Hillary Clinton for Vice President in 2012? Biden 'Trade Talk' Murmur Could Swell

tom-diemer

Tom Diemer

Correspondent
Posted:
08/11/10
Washington's chattering class, never timid about giving advice to the president of the United States, is floating the idea of Secretary of State Hillary Clinton becoming Barack Obama's running mate in two years.

Time magazine, in an item Wednesday on its website, said Obama perhaps should consider the proposition -- "dump Biden" would be part of it -- as he begins planning for his reelection bid in 2012. "Amid two wars, a stubborn unemployment rate, an oil spill . . . might the White House need a little star power to jump-start what could be a tougher reelection than expected?" writes contributor Dan Fastenberg. "As secretary of state, Hillary Clinton has been striking the same tone as Team No Drama Obama, as opposed to the human gaffe machine." Hmm, would that be Vice President Joe Biden and his big bleeping deal health care law?

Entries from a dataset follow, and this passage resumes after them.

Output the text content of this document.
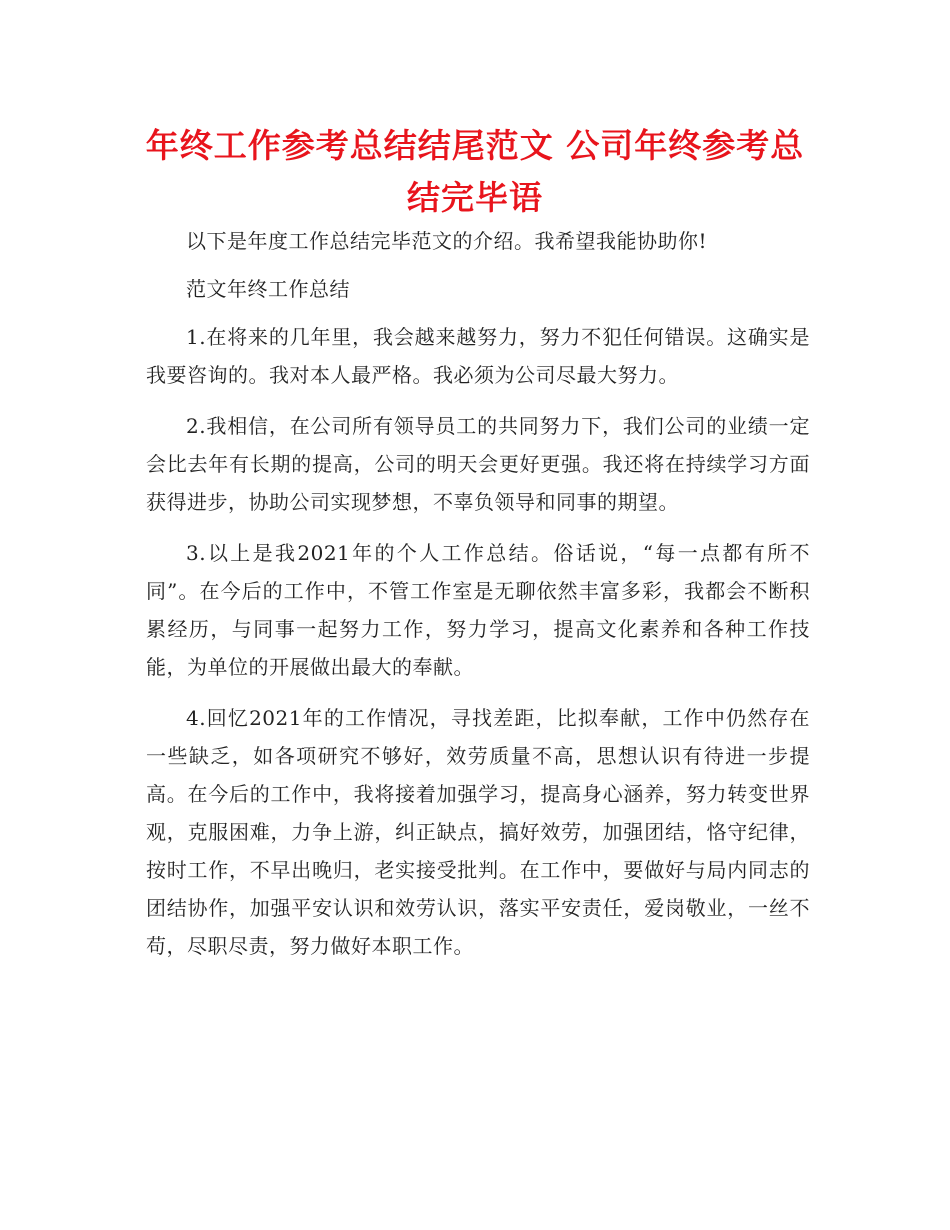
年终工作参考总结结尾范文 公司年终参考总结完毕语

以下是年度工作总结完毕范文的介绍。我希望我能协助你!

范文年终工作总结

1.在将来的几年里，我会越来越努力，努力不犯任何错误。这确实是我要咨询的。我对本人最严格。我必须为公司尽最大努力。

2.我相信，在公司所有领导员工的共同努力下，我们公司的业绩一定会比去年有长期的提高，公司的明天会更好更强。我还将在持续学习方面获得进步，协助公司实现梦想，不辜负领导和同事的期望。

3.以上是我2021年的个人工作总结。俗话说，“每一点都有所不同”。在今后的工作中，不管工作室是无聊依然丰富多彩，我都会不断积累经历，与同事一起努力工作，努力学习，提高文化素养和各种工作技能，为单位的开展做出最大的奉献。

4.回忆2021年的工作情况，寻找差距，比拟奉献，工作中仍然存在一些缺乏，如各项研究不够好，效劳质量不高，思想认识有待进一步提高。在今后的工作中，我将接着加强学习，提高身心涵养，努力转变世界观，克服困难，力争上游，纠正缺点，搞好效劳，加强团结，恪守纪律，按时工作，不早出晚归，老实接受批判。在工作中，要做好与局内同志的团结协作，加强平安认识和效劳认识，落实平安责任，爱岗敬业，一丝不苟，尽职尽责，努力做好本职工作。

Hillary Clinton, Joe BidenThe latest round of I-don't-have-anything-better-to-do-today speculation began earlier this month when former Virginia Gov. Doug Wilder wrote in a Politico op-ed piece that Obama should replace Biden with Clinton, in part because she would help win back "middle-class independent voters," who have drifted away from the president. Working-class voters, says Wilder, have always been "more enamored of Clinton." The former governor, who is African American, didn't say it, but "working class" in this context could be code for white voters, a group Hillary ran stronger among than did Obama when they opposed each other -- sometimes bitterly -- in the 2008 primary campaign. Wilder goes on to make a case against Biden, saying his verbal blunders are not only fodder for late-night comedians but have undermined "what little confidence the public may have in him."

In a piece for the Washington Post website in June, Sally Quinn wrote that Clinton and Biden, former chairman of the Senate Foreign Relations Committee, should switch jobs. "Really," she says. Really? Her argument is that Clinton has done "an incredible job" at State and, even in her late 60s, would be a strong candidate for president in 2016, while Biden, who is older, has no intention of seeking the White House. In the short-term, Obama and Clinton would be a "near-unbeatable team" in 2012, according to Quinn.

A month earlier Politics Daily's Eleanor Clift beat everyone to the punch by suggesting the same thing. She wrote that "Obama's loyalty only goes so far," and if polls show an Obama-Clinton ticket would run stronger in 2012, he "might well have Biden step aside." Besides, Clift argued, Biden "would be a natural at the State Department."

But insofar as a 2016 presidential candidacy is concerned, Hillary Clinton has already said her White House aspirations are history. And does it matter that she can arguably offer more service to the American people as secretary of state than as vice president, a job FDR vice president John Nance Garner described as "not worth a bucket of warm spit." (Actually, the salty Gardner reportedly used a stronger term than spit). Biden, for his part, has emerged as a valuable foreign policy adviser to Obama, a roving ambassador, vigorous partisan campaigner and all-around good guy. Does he talk too much? Sometimes. But that would be just as true at Foggy Bottom as it is in the vice president's office.

It's been more than three decades since a president has thrown his vice president overboard. A change at the top can be seen as a sign of disarray, panic even. Dan Quayle, regarded by his critics as a lightweight, survived in 1992 but the Bush-Quayle ticket lost to Clinton-Gore. The last president to make a change was Republican Gerald Ford, who replaced Vice President Nelson Rockefeller with Sen. Bob Dole in 1976 and went on to lose to a peanut farmer from Georgia named Jimmy Carter.

Barack Obama considered Hillary Clinton for vice president in 2008. Ultimately, he decided she was a better fit at the State Department. Good call.